I’ve been thinking long and hard about the subject of my first post. There is so much going on in the field of education at the moment it’s difficult to choose: life without levels; British Values; Secondary ready (whatever that might be) but I’ve actual come down to a personal anecdote. A story that is probably being reflected right across the country and I suspect, is doing immeasurable damage to the morale of many a committed professional.
On the way home this evening, I bumped into someone I have a great deal of respect for, but who I haven’t seen for a while. I had, however, heard on the grape vine, that a recent Ofsted inspection carried out at their school hadn’t gone smoothly. The Head, Governors and indeed the LA felt the subsequent report was unsound in some of its findings and that there was a huge discrepancy between the inspector’s judgements and what the data is consistently showing. But that’s not really the issue; the issue for me is the manner in which the inspection was carried out and the attitude of the inspector and her dealings with the staff and governors during her limited time in school.

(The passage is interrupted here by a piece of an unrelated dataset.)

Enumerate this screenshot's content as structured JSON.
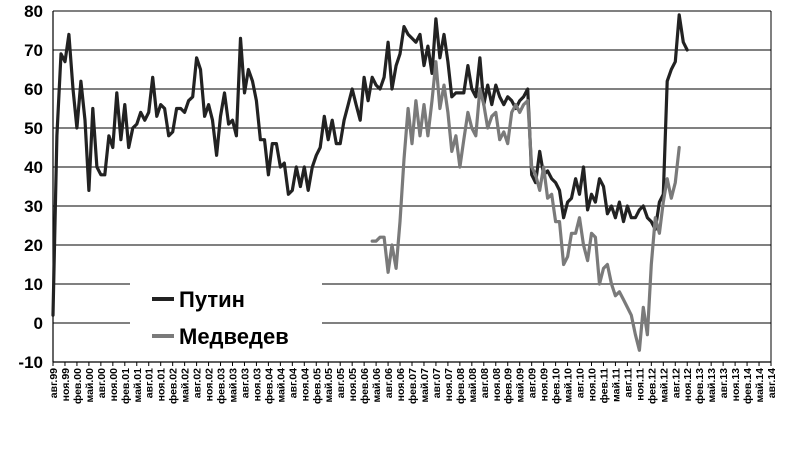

Describing the experience as “brutal” (the second time in as many months I have heard this word used) as a result of this two day inspection, this colleague has seriously contemplated whether or not to continue in the teaching profession. A very experienced teacher and Head, they know their school inside out, care passionately for the pupils, staff and local community, have great vision for and expectations of their students and plan long and hard to provide a rich and varied curriculum. So what they deserve is basic courtesy; some kind of acknowledgement that any school is a “work in progress” and to be given the opportunity to present their story in a constructive and professional atmosphere.
In another life, I have been on the receiving end of an “unsuccessful” Ofsted, with an inspector who may have already made his mind up before he came into school but who remained courteous, listened to what we had to say, and was ultimately, professional in his dealings with us. It didn’t soften the blow when we went into Special Measures, (there’s a whole other blog here) but, it was a fair judgement and eventually enabled the school to move to a much better place. The following 13 months, the time it took to turn the school round to be judged as “good” were a huge challenge, gruelling in many ways, and not everyone was able to complete the tremendous learning curve – but it would have been a whole lot harder if the staff and governors had been disrespected, demeaned and devalued by the Inspector.
I’m not arguing that schools should not be held accountable for the education they are providing – I think that argument has been done to death, and I understand that Ofsted inspectors need to be rigorous and thorough, but Michael Gove’s much lauded British Values advocate fairness, tolerance and respect. Perhaps Mr Wilshaw, as Head of Ofsted, would like to revisit some of these values with his inspectors, before too many more committed and experienced staff do decide that this is the straw that broke the camel’s back, and leave the profession.